2013 - Omaha police said a federal, state and local task force was investigating the possibility that the killings of a Creighton University professor and his wife may be linked to the unsolved 2008 stabbing deaths of an 11-year-old boy and his family housekeeper.
May 21
1854 - The Kansas-Nebraska Act, which would organize the Kansas and Nebraska territories, passed in the U.S. House.
May 22
1884 - The Congregation Church was organized in Ogallala. It was the only church between North Platte and Sidney at the time.

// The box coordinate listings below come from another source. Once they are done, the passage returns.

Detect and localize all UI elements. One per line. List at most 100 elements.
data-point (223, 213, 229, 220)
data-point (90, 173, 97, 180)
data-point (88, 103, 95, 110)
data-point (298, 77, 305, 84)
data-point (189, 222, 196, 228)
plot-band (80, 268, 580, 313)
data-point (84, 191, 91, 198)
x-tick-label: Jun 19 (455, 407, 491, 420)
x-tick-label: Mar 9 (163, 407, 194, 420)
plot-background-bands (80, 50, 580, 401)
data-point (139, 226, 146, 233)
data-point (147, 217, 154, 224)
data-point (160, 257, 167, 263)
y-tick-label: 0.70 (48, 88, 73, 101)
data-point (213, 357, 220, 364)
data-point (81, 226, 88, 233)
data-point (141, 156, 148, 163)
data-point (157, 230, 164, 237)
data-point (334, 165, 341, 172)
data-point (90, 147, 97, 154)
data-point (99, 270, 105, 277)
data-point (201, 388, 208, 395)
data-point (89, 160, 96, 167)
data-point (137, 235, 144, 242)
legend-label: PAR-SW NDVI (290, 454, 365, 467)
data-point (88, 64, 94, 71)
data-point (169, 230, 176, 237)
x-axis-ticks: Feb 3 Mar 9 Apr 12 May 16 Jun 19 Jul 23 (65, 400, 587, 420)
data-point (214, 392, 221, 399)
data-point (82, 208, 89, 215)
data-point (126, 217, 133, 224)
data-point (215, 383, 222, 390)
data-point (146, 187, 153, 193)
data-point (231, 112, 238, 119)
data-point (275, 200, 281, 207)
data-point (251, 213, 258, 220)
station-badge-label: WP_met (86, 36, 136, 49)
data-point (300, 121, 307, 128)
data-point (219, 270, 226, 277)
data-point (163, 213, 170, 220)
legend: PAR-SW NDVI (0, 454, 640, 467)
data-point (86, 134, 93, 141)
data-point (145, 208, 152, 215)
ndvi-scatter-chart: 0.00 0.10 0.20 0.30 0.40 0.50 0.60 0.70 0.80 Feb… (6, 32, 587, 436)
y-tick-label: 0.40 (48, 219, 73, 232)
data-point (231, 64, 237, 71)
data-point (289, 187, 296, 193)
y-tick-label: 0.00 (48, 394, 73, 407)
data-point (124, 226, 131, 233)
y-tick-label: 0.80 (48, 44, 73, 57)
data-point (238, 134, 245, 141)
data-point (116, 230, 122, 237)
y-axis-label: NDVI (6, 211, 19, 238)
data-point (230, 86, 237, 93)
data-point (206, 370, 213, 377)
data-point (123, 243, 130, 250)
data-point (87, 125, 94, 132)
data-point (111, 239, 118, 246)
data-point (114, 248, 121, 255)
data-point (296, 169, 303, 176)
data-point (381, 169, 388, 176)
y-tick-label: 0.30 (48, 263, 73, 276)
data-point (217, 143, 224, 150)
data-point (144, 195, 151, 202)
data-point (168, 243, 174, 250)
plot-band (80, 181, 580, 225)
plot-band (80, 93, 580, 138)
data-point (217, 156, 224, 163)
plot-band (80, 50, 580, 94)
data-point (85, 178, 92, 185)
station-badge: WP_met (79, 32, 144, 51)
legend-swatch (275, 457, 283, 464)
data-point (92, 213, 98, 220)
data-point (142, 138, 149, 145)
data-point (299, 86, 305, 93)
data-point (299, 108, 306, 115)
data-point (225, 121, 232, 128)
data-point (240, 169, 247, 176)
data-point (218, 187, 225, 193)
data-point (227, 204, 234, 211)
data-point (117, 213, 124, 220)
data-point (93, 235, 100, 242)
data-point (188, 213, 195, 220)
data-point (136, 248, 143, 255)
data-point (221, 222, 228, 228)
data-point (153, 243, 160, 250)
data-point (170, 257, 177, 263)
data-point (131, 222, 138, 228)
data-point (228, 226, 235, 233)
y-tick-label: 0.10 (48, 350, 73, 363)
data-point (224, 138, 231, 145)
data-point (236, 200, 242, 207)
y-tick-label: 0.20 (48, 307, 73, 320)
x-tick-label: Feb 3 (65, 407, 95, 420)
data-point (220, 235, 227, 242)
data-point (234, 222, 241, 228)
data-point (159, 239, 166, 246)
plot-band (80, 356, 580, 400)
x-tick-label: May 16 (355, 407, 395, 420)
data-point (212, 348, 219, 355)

1964 - The Combs School near Homer in Dakota County, one of the oldest schools in the state, closed for the last time.
May 23
1949 - A tornado and hailstorms did $2.3 million damage in Hitchcock County.
May 24
1931 - A pilot and a passenger in the only airplane in Wayne were killed when the plane crashed into a creek bank and burst into flames.
May 25
1854 - Congress approved the Kansas-Nebraska Act, which organized the Kansas and Nebraska territories.
May 26
1937 - George W. Norris, a grocery store worker who tried in 1930 to run against U.S. Sen. George W. Norris, was sent to the Lincoln city jail to begin serving a sentence for perjury during a Senate inquiry into the case.
May 27
1899 - Several thousand people gathered at the Burlington railroad station in Lincoln to meet a train carrying the body of Col. John M. Stotsenburg, commander of Nebraska volunteer troops fighting a revolt against U.S. rule of the Philippines.
May 28
1891 - A representative of the Indian Defense Association arrived in Rushville to investigate the causes of the Battle of Wounded Knee in nearby South Dakota.
May 29
1931 - Regents at the Omaha Municipal University set tuition at $110 a year for city residents and $150 for nonresidents.
1940 - The first oil well in the state to produce oil, Bucholz No. 1 near Falls City, began pumping oil.
May 30
1854 - President Franklin Pierce signed the Kansas-Nebraska Act into law, creating the Kansas and Nebraska territories.
May 31
1935 - The Republican River flooded in southwest Nebraska, killing more than 100 people.
1953 - Nebraska Safety Patrolman Vernon Rolfs of North Platte was shot to death after stopping a man for speeding.
1985 - Four banks in Nebraska and three banks in other states were closed. The closings were blamed on unpaid farm loans.